May the peace of your kingdom come to us
who are not able to reach it by ourselves
try as we may, unless it comes to us.

As your angels make sacrifice to you
of their wills singing hosannas, even so
may humans offer their own wills to you.

Give us today the manna of every day
for without it, in this harsh desert we
go backward, straining forward as we may.

And as we pardon each one for the harm
that we have suffered, in loving-kindness
overlook what we deserve, and pardon us.

Do not oppose to the old adversary
our virtue that gives way so easily
but deliver us from his goading of it.

This last request we make not for ourselves,
dear Lord, who do not need it now for us.
It is for those who remain behind us"

Dante. Purgatory. Canto XI. Lines 1 - 24 (translated by W.S. Merwin)

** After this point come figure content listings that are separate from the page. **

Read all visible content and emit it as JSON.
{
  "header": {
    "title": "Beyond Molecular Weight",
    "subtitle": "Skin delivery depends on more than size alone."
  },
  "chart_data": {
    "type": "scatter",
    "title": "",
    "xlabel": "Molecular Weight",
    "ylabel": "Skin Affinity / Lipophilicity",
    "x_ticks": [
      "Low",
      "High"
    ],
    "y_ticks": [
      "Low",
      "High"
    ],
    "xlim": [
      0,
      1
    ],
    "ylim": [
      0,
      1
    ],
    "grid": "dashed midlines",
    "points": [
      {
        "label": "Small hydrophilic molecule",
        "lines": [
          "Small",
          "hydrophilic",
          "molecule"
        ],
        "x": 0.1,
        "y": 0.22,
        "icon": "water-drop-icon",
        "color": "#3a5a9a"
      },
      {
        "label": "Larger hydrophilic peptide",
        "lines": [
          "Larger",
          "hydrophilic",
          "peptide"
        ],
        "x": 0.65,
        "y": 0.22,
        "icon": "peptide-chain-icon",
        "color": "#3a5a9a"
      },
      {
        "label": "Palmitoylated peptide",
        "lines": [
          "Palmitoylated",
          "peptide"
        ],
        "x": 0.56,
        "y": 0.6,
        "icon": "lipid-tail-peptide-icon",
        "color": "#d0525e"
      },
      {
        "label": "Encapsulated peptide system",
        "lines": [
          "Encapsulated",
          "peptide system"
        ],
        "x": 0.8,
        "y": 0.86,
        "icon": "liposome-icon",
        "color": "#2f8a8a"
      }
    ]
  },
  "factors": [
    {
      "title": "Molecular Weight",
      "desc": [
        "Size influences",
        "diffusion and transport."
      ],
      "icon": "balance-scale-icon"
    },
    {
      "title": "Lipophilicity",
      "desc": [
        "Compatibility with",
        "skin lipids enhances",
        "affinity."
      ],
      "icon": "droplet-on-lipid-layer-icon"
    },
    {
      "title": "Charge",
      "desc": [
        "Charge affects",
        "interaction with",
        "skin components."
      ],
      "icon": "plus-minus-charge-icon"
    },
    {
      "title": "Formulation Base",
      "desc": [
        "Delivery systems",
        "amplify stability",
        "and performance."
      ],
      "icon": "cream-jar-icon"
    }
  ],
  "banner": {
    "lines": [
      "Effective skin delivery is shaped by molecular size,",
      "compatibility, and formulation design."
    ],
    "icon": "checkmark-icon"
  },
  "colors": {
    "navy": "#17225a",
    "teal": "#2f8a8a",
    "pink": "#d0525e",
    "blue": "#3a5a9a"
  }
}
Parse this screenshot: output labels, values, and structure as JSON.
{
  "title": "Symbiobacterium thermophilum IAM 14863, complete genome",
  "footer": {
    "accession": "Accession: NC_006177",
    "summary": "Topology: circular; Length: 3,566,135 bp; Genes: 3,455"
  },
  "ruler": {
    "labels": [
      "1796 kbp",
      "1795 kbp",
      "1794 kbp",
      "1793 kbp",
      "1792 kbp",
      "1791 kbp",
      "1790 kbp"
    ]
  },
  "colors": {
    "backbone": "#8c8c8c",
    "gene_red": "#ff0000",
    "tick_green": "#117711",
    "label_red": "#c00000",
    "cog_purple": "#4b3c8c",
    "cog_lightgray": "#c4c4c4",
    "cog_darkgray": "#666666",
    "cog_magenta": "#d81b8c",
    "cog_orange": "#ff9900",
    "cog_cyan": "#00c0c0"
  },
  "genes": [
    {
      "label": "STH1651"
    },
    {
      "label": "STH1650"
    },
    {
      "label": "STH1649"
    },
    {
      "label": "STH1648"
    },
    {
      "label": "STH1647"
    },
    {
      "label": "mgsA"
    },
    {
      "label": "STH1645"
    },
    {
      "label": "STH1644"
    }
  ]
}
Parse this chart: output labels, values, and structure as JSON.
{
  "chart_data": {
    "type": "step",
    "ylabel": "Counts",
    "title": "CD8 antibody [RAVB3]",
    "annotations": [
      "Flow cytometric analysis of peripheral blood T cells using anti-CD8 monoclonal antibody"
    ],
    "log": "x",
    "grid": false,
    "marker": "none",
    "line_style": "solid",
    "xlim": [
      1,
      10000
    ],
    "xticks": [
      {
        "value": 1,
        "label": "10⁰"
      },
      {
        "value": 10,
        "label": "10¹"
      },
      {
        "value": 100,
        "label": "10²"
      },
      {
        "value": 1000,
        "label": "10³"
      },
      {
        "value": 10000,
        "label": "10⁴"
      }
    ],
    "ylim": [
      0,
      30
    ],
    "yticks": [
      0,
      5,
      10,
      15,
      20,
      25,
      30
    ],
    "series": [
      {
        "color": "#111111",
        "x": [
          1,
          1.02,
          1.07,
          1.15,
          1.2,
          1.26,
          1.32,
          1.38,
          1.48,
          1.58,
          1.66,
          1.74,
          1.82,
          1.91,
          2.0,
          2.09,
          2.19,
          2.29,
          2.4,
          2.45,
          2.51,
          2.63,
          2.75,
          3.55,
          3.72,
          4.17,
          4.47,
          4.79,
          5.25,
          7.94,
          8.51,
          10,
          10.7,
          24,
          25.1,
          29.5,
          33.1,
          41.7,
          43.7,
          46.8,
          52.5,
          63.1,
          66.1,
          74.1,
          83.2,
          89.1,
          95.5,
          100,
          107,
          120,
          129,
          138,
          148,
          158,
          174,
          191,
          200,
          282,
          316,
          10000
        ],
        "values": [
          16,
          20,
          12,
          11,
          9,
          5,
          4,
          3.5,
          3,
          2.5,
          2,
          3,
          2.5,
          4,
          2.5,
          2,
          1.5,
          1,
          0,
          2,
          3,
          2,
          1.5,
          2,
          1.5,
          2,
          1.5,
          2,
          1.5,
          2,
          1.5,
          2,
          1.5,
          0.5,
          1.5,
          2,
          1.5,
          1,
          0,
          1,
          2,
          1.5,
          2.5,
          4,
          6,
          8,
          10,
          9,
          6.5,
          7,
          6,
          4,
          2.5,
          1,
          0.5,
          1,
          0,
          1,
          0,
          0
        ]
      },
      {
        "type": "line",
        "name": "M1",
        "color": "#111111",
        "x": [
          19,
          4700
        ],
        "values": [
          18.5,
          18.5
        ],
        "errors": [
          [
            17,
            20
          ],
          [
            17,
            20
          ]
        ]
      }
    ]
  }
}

In these lines we see the influence of St Augustine and St Francis of Assisi.

For St Augustine, one of the indispensable virtues was humility.

In replying in writing to an intelligent young man named Dioscorus, Augustine felt his patience being tested.

He emphatically declared:

"This way is first humility, second humility, third humility and no matter how often you keep asking me I will say the same over and over again." (Augustine, Letter 118)

According to Augustine,in the first three petitions of the Lord’s Prayer the Christian pilgrim asks to be made acceptable to God through a process that begins in this life but which can only be completed in eternity.

"Praised be your name and your power by every creature" is an echo of the first poem of the Italian poetic tradition, a poem written by St. Francis, which is known as the The Canticle of the Sun, also known as the Laudes Creaturarum (Praise of the Creatures)

As St Francis says we are not the most important or the centre of creation, we are like everything else valuable in creation.